Personal information
- Full name: Franco Dario Cángele
- Date of birth: July 16, 1984 (age 40)
- Place of birth: Buenos Aires, Argentina
- Height: 1.80 m (5 ft 11 in)
- Position(s): Forward, Attacking Midfielder

Youth career
- Boca Juniors

Senior career*
- Years: Team / Apps / (Gls)
- 2002–2004: Boca Juniors / 36 / (7)
- 2005: Independiente / 11 / (0)
- 2005–2007: Colón / 30 / (6)
- 2006–2007: → Sakaryaspor / 26 / (7)
- 2007–2013: Kayserispor / 82 / (18)
- 2013–2014: Boca Juniors / 6 / (0)
- 2014–2015: Elazığspor / 20 / (2)
- 2016: Boca Unidos / 18 / (8)
- 2016: Argentinos Juniors / 0 / (0)
- 2016: Boca Unidos / 14 / (4)

International career
- 2003: Argentina U-20 / - / (-)

= Franco Cángele =

Argentine footballer (born 1984)

Franco Cángele (born 16 July 1984 in Francisco Madero, Buenos Aires) is an Argentine footballer, who played as a forward.

Cángele went through the Boca Juniors youth system to make his debut for the club in 2002, he played a total of 57 games for the club in all competitions, scoring 10 goals. Cángele won three trophies in his time at Boca; the Primera Division Argentina Apertura 2003, the Copa Libertadores 2003 and the Copa Sudamericana 2004.

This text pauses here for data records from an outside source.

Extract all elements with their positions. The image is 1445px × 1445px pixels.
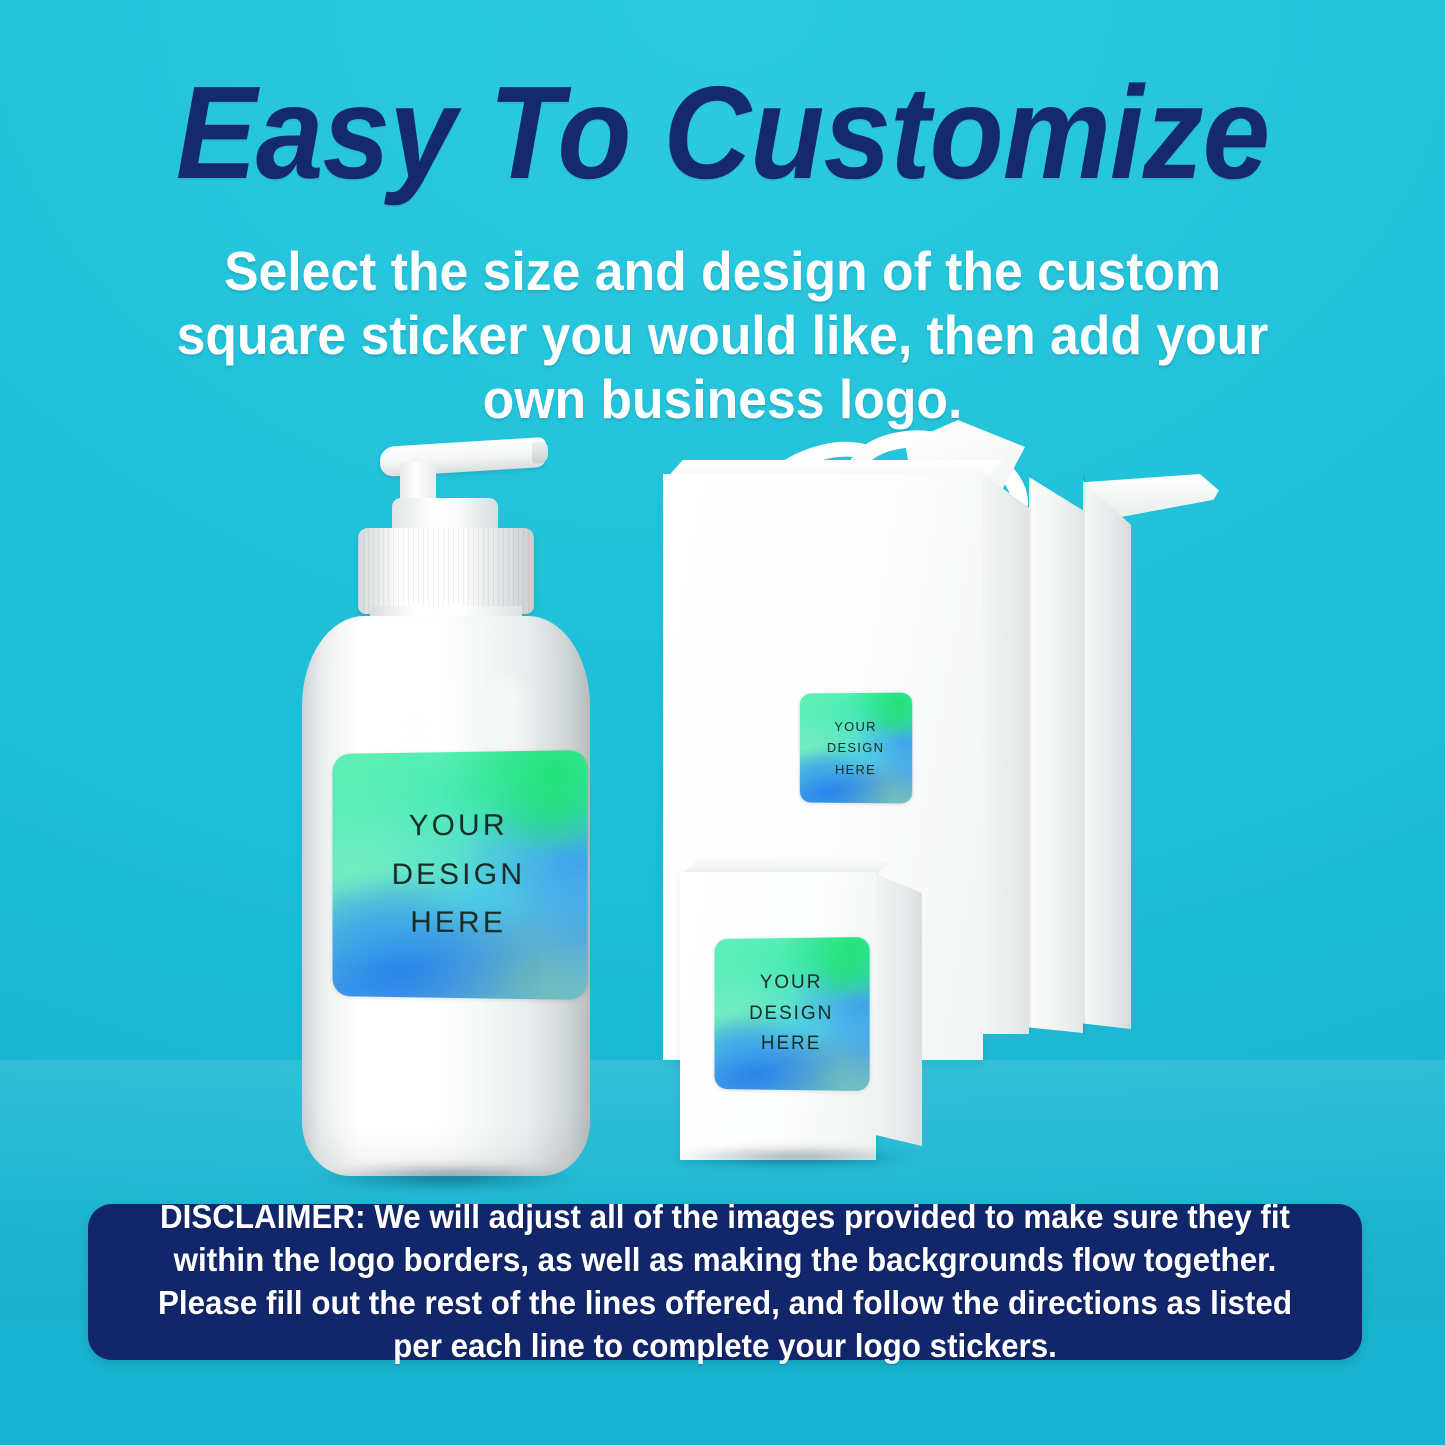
page-title: Easy To Customize (58, 66, 1387, 201)
sticker-label-bottle[interactable]: YOUR DESIGN HERE (332, 750, 587, 1000)
pump-ribbed-collar (358, 528, 534, 614)
gift-box-side-panel-2 (1029, 477, 1083, 1033)
disclaimer-text: DISCLAIMER: We will adjust all of the im… (120, 1196, 1330, 1368)
sticker-line-1: YOUR (409, 802, 508, 851)
sticker-label-small-box[interactable]: YOUR DESIGN HERE (714, 937, 869, 1091)
disclaimer-label: DISCLAIMER: (160, 1198, 366, 1235)
disclaimer-banner: DISCLAIMER: We will adjust all of the im… (88, 1204, 1362, 1360)
sticker-label-gift-box[interactable]: YOUR DESIGN HERE (800, 692, 912, 803)
sticker-text-block: YOUR DESIGN HERE (800, 692, 912, 803)
gift-box-side-panel-3 (1083, 481, 1131, 1029)
sticker-line-1: YOUR (834, 716, 877, 737)
sticker-line-3: HERE (410, 899, 506, 948)
sticker-line-3: HERE (835, 758, 876, 779)
gift-box-seam-1 (1029, 474, 1031, 1034)
infographic-canvas: Easy To Customize Select the size and de… (0, 0, 1445, 1445)
sticker-line-3: HERE (761, 1029, 821, 1060)
gift-box-seam-2 (1083, 474, 1085, 1034)
sticker-line-2: DESIGN (392, 850, 526, 899)
sticker-line-2: DESIGN (827, 737, 884, 758)
small-box-side-face (876, 874, 922, 1146)
sticker-text-block: YOUR DESIGN HERE (332, 750, 587, 1000)
bottle-shadow (312, 1162, 580, 1192)
sticker-text-block: YOUR DESIGN HERE (714, 937, 869, 1091)
page-subtitle: Select the size and design of the custom… (149, 240, 1297, 431)
small-box-shadow (670, 1146, 920, 1168)
sticker-line-2: DESIGN (749, 998, 833, 1029)
sticker-line-1: YOUR (760, 968, 823, 999)
gift-box-side-panel-1 (983, 474, 1029, 1034)
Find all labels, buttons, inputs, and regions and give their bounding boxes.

In 2005 Cángele was transferred to Club Atlético Independiente and then later that year to Colón de Santa Fe. In 2006 and fellow Colón teammate Alejandro Capurro signed contracts with Sakaryaspor in Turkey.

In 2013 Cángele left Turkey for a personal problem, and after a few months training with the first team of Boca Juniors. He confirm the return to the first team this season.
The day 27 of June 2013 Franco, in dialogue with Argentinian Radio La Red on Buenos Aires declare "I am a Boca Juniors player again. I just know about it," declare the midfield of 28 years. As well he added:"I can play as a winger or as a second striker," he predicted, excited for the chance to back to the first team of Boca Juniors.

==Honours==

| Season | Club | Title |
|---|---|---|
| 2003 | Boca Juniors | Primera Division Argentina |
| 2003 | Boca Juniors | Copa Libertadores |
| 2004 | Boca Juniors | Copa Sudamericana |
| 2007 | Kayserispor | Turkish Cup |

==International career==

He came to international attention playing for the Argentina Under-20 team in the 2003 FIFA World Youth Championship in which Argentina finished fourth overall.